Ultimately, the interpretation to be given a term can only be determined and confirmed with a full understanding of what the inventors actually invented and intended to envelop with the claim. See Markman v. Westview Instruments, Inc. , 517 U.S. 370, 389 , 38 USPQ2d 1461, 1470 (1996). The construction that stays true to the claim language and most naturally aligns with the patent's description of the invention will be, in the end, the correct construction. See Young Dental , 112 F.3d at 1142, 42 USPQ2d at 1593 (affirming the district court's claim construction as "a more natural reading of the claim language" than the appellant's construction); cf. Llewellyn, supra note 2, at 401 ("Plainly, to make any canon take hold in a particular instance, the construction contended for must be sold, essentially, by means other than the use of the canon: The good sense of the situation and a simple construction of the available language to achieve that sense, by tenable means, out of the statutory language ."). A claim construction is persuasive, not because it follows a certain rule, but because it defines terms in the context of the whole patent.
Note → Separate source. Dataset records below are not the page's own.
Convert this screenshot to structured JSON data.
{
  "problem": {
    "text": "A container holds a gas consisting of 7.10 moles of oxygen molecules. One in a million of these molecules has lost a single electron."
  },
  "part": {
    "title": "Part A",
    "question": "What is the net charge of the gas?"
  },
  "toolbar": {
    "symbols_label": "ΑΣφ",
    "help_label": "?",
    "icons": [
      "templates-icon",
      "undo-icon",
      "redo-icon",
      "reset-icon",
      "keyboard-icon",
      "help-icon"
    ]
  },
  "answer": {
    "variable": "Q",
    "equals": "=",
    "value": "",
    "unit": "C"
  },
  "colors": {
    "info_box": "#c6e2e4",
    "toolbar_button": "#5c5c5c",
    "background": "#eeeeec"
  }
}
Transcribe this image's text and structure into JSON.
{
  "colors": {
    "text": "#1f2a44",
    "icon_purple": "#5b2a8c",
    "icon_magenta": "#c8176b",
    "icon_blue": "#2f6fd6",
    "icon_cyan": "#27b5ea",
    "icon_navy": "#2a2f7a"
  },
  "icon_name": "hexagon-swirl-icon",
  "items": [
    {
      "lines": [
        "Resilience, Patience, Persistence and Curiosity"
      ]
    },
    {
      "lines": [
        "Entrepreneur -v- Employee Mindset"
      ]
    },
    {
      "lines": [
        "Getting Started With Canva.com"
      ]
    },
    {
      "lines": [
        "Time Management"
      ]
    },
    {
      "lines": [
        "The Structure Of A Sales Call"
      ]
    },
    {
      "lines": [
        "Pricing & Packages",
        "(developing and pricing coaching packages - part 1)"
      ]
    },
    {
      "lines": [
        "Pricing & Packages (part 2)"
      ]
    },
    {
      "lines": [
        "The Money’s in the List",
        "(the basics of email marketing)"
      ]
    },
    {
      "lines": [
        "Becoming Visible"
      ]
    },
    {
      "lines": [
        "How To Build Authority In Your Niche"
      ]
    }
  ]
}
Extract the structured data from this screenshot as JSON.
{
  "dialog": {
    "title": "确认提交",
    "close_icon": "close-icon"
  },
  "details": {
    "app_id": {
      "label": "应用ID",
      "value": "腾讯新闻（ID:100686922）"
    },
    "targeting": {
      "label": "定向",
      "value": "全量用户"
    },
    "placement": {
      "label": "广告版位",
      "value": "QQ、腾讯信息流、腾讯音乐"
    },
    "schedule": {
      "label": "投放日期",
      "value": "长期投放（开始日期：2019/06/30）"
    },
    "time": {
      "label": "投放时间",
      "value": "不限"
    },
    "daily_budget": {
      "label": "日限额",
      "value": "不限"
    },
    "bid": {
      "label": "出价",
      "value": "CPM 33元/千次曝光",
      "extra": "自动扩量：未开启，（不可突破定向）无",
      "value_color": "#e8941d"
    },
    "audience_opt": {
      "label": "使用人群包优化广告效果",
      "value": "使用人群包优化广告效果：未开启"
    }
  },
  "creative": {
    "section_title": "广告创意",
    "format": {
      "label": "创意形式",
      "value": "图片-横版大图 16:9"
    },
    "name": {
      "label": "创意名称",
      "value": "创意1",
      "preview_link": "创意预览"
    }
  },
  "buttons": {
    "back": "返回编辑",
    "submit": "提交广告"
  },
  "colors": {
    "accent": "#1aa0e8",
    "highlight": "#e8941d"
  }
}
【摘錄】Thus, a party wishing to use statements in the written description to confine or otherwise affect a patent's scope must, at the very least, point to a term or terms in the claim with which to draw in those statements.

翻譯一:當事人想要用書面記載中的陳述,來限制申請專利範圍;或者不然,而是想要用來影響申請專利範圍,則必須至少指出申請專利範圍中的用語;以及於該些陳述中使用該些用語來進行描述。


翻譯二:當事人想要用書面記載中的陳述,來限制申請專利範圍;或者不然,而是想要用來影響申請專利範圍,則必須至少指出申請專利範圍中的用語;以及導出其定義的說明間的關係。